Cartoons to the contrary, North American opossums (Didelphis virginiana) do not hang by their prehensile tails! But these tails, and the opposable thumbs on their hind feet, can help them scurry up a tree if their toothy hisses don't scare off a predator. And if there's no tree handy, they can fall into a comatose state and give off a raunchy stink that might convince the hungry fox or coyote that this animal is already long-dead, nasty. You don't want to eat this.
And despite their rat-like tails and shapes, North American opossums are not rodents but marsupials: they carry their newborns in a pouch, like kangaroos! When the babies get big enough to crawl out of the pouch, mama opossum carries them on her back. They may twine their prehensile tails in her fur to help hold on, but that's not strong enough as they keep growing.
Their toothy hiss can be quite scary, but it's all bluff. They won't attack, and in fact they are more resistant to rabies than most other wild critters that live near humans. Another interesting resistance is to snake venom. They calmly hunt and dine on poisonous snakes! Their immune systems are being studied in hopes of discovering new anti-venins for human snakebite victims.

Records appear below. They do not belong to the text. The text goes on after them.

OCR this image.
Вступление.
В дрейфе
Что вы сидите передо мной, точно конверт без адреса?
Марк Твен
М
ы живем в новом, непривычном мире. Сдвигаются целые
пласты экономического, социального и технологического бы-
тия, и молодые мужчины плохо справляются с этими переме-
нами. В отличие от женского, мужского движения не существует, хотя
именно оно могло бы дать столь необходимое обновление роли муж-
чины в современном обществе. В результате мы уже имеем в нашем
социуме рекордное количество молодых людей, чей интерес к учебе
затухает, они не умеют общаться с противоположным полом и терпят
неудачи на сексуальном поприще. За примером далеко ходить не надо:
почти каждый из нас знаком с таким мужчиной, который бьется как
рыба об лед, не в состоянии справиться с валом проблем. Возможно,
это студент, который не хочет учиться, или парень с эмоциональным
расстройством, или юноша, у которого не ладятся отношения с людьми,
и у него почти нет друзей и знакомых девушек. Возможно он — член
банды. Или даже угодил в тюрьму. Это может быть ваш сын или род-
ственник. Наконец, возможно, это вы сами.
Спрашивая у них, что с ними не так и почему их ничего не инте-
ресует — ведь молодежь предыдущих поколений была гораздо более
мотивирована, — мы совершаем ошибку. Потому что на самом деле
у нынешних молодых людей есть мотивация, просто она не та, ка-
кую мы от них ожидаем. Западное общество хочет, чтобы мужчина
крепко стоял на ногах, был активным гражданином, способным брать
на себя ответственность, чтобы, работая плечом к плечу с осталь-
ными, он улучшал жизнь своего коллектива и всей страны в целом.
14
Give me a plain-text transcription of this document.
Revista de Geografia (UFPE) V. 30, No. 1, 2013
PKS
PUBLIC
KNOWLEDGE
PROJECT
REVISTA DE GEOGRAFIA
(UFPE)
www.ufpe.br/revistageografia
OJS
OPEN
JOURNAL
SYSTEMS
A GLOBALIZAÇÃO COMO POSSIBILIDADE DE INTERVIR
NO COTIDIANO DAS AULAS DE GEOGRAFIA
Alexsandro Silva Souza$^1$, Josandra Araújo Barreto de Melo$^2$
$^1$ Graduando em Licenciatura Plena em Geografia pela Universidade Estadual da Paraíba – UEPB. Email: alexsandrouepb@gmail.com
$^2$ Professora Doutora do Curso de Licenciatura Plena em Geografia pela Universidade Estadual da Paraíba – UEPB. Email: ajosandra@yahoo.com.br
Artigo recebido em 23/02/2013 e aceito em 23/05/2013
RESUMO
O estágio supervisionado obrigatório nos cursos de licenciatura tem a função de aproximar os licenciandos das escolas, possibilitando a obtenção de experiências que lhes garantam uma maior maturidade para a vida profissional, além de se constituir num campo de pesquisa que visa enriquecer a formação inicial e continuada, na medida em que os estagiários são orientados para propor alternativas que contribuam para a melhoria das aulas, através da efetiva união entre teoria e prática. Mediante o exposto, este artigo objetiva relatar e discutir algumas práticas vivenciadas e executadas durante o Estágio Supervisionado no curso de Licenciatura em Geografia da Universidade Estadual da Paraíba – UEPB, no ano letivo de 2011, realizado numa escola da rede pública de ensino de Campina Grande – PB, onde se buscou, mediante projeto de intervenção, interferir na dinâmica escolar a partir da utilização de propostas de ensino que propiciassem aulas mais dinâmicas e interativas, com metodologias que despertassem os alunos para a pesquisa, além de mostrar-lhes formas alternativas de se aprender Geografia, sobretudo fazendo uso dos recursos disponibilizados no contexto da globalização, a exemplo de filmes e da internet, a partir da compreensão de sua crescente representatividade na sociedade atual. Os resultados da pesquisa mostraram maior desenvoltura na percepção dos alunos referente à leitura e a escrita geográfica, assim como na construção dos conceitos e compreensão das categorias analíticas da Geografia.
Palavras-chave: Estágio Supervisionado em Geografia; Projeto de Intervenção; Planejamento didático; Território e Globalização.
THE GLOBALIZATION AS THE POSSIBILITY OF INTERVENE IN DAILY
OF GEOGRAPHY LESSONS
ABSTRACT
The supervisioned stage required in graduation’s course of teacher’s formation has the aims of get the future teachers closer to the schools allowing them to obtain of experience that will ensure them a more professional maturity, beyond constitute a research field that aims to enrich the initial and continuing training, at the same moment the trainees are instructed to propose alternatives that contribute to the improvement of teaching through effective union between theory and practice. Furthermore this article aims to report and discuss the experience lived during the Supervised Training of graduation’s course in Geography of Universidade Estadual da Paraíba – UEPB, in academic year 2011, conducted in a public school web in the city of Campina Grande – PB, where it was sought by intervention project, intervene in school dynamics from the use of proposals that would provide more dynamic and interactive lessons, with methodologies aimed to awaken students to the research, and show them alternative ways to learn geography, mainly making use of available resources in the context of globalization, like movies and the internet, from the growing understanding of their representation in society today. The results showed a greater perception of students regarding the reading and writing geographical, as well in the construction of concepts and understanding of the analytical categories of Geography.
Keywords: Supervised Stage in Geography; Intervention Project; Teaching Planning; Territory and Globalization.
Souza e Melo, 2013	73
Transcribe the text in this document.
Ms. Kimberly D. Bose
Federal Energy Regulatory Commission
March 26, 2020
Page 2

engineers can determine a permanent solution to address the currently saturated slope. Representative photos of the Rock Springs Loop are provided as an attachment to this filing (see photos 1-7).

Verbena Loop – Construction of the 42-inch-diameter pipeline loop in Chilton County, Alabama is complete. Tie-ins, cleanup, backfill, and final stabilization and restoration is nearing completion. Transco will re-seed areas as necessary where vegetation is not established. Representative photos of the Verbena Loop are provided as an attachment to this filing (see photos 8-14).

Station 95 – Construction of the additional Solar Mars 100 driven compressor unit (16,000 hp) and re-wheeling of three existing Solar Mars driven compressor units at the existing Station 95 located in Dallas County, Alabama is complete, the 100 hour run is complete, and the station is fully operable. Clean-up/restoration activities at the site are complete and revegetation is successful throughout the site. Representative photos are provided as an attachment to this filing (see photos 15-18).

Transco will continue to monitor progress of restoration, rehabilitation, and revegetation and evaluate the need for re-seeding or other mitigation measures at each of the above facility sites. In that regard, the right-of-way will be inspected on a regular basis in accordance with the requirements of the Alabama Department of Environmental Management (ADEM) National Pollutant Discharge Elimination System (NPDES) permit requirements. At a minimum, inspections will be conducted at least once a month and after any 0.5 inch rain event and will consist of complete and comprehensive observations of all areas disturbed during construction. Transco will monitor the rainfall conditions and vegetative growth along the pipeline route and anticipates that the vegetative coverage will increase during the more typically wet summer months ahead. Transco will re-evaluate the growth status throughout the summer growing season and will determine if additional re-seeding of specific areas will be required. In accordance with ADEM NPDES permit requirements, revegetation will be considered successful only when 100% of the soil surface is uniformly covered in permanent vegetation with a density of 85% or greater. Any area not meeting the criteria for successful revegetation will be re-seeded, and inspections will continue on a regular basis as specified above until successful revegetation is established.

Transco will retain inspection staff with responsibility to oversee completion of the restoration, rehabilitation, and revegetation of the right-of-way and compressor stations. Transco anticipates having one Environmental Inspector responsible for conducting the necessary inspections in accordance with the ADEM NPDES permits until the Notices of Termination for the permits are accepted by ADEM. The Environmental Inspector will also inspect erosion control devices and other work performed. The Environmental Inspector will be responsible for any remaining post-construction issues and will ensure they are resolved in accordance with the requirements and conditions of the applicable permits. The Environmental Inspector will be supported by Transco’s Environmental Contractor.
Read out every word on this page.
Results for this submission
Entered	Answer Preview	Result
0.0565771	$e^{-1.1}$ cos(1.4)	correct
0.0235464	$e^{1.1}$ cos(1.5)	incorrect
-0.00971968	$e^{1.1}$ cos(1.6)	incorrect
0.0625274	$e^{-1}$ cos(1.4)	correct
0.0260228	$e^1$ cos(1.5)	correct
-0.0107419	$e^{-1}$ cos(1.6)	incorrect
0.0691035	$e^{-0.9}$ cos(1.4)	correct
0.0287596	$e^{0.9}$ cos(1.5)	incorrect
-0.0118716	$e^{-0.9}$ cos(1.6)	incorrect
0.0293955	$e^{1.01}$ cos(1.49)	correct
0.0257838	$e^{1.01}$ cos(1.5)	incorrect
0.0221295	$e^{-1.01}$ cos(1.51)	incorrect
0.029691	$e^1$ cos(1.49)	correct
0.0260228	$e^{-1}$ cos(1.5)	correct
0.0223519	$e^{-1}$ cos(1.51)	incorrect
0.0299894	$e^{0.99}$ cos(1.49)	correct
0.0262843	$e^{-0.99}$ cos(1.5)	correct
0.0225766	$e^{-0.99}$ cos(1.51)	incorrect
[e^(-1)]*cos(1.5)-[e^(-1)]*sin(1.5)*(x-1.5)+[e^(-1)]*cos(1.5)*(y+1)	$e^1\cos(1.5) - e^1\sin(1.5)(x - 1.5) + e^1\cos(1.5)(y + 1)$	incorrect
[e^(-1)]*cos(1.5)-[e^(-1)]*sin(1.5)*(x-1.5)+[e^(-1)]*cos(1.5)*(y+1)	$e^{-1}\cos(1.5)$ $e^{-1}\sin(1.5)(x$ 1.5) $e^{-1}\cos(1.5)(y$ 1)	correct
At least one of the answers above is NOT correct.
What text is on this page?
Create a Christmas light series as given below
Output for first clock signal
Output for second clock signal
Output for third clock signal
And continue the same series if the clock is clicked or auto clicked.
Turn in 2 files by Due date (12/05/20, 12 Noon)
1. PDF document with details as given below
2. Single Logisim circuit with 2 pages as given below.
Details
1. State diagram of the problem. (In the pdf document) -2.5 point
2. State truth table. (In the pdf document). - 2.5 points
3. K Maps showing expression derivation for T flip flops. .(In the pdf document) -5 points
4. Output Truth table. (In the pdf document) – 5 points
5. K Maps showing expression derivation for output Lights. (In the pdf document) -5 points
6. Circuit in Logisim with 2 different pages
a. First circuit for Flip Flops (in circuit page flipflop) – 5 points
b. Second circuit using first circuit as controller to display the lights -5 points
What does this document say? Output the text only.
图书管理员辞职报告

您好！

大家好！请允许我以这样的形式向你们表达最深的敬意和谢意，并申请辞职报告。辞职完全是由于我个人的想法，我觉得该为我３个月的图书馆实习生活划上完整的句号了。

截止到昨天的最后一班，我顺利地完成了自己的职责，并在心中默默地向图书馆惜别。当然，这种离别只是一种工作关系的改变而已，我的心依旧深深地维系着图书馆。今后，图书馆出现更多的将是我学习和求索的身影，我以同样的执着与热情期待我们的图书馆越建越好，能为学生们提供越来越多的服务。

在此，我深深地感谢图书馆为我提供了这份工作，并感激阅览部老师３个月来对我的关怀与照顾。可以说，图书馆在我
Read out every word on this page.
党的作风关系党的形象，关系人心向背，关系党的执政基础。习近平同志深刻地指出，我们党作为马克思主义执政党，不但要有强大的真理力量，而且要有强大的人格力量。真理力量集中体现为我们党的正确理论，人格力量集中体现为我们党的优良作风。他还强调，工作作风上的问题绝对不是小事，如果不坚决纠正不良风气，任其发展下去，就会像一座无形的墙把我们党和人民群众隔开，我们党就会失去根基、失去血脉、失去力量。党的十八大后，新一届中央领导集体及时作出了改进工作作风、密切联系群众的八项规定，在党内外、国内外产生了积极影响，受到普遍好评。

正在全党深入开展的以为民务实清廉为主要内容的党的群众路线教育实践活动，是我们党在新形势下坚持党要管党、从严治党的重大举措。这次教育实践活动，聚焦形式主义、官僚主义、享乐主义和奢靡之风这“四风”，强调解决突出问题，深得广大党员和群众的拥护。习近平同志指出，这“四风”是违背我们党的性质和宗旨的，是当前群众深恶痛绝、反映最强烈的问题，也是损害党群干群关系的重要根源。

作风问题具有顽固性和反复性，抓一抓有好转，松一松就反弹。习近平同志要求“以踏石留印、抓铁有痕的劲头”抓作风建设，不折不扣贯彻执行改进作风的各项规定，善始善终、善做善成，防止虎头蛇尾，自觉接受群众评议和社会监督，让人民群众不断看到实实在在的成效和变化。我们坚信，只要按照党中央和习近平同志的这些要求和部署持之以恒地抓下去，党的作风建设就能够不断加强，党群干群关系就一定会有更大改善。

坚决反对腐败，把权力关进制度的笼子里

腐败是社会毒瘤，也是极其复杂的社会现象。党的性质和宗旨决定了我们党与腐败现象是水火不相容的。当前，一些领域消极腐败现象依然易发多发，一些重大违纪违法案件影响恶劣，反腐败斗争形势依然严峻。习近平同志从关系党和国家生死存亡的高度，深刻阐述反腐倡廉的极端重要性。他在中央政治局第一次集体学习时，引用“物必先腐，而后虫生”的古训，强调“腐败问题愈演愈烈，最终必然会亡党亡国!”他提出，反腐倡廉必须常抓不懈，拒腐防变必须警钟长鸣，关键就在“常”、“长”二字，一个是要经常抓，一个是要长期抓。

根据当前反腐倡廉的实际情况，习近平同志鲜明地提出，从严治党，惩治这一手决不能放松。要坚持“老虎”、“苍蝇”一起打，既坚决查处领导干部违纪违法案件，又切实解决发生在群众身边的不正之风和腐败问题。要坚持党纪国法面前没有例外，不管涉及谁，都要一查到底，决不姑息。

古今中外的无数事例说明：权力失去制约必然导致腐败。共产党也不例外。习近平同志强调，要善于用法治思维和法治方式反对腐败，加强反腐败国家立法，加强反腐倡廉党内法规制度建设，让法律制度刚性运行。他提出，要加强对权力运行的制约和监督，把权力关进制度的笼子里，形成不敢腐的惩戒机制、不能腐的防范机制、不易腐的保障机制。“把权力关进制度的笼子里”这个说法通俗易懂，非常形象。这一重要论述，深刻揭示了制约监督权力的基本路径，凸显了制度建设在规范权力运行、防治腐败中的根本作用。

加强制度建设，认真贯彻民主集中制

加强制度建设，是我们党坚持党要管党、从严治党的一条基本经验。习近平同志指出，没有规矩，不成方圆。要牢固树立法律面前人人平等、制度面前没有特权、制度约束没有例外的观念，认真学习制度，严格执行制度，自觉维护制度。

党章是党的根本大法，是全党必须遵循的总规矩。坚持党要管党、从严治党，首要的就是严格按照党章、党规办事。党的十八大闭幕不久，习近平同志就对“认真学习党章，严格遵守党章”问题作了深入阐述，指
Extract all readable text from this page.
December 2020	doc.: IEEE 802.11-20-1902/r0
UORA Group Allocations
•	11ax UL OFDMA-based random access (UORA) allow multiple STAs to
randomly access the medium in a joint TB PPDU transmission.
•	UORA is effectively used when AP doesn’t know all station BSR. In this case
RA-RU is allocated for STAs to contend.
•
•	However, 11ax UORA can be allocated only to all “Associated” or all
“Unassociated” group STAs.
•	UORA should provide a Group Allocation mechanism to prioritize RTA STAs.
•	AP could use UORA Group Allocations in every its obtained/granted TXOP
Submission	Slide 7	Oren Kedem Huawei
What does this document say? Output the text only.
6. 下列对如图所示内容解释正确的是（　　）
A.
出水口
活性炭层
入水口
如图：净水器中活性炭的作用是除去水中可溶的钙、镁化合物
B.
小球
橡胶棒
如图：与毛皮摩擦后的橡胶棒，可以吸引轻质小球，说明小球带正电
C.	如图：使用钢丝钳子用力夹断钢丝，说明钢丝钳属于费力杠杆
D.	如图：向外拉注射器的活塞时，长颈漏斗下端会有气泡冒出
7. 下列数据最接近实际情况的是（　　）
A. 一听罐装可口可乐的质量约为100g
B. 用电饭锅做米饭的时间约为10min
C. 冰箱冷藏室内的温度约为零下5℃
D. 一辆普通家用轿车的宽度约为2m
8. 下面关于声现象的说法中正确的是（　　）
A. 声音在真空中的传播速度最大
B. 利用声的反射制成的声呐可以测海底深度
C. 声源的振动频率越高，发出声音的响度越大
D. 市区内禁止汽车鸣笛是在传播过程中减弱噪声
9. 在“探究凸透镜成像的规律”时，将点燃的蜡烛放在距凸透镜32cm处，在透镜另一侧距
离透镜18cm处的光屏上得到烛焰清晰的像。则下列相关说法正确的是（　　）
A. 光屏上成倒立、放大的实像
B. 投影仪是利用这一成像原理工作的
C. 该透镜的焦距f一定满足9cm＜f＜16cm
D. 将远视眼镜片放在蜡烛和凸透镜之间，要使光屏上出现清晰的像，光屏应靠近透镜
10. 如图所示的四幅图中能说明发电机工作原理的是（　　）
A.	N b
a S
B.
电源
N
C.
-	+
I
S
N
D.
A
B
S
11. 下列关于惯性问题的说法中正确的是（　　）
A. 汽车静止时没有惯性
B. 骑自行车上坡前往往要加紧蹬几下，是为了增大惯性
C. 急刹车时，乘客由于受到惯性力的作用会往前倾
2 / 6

Furthermore, recent research tells us that opposums contribute in a further way to making the environment a little safer for hikers: they love to eat ticks! Scientists found that opposums are "like a magnet" to black-legged ticks, which carry Lyme disease. When researchers put the ticks on white-footed mice, chipmunks, squirrels, opossums, veerys and catbirds, they discovered that the opossums' meticulous cat-like grooming behavior licked off and swallowed 90% of the ticks while the other animals still crawled with them. They estimate that each opossum can consume up to 5000 ticks each season.
With their bald tails and rat-like faces, opossums aren't as cute as white-footed mice or as handsome as foxes (which eat a lot of mice, but host ticks in their own fur). However they sweep up a lot of ticks in their nightly wanderings, and then get rid of them. We can be grateful that they do their part in balancing our ecosystem.
Folktale: I have heard different versions told aloud. A Creek version can be found in Natalia Belting's Long-Tailed Bear and Other Indian Legends (Bobbs-Merrill 1961). The Cherokees however say that trickster Rabbit had Cricket groom Possum's tail for the big dance--but Cricket shaved off all the fur instead.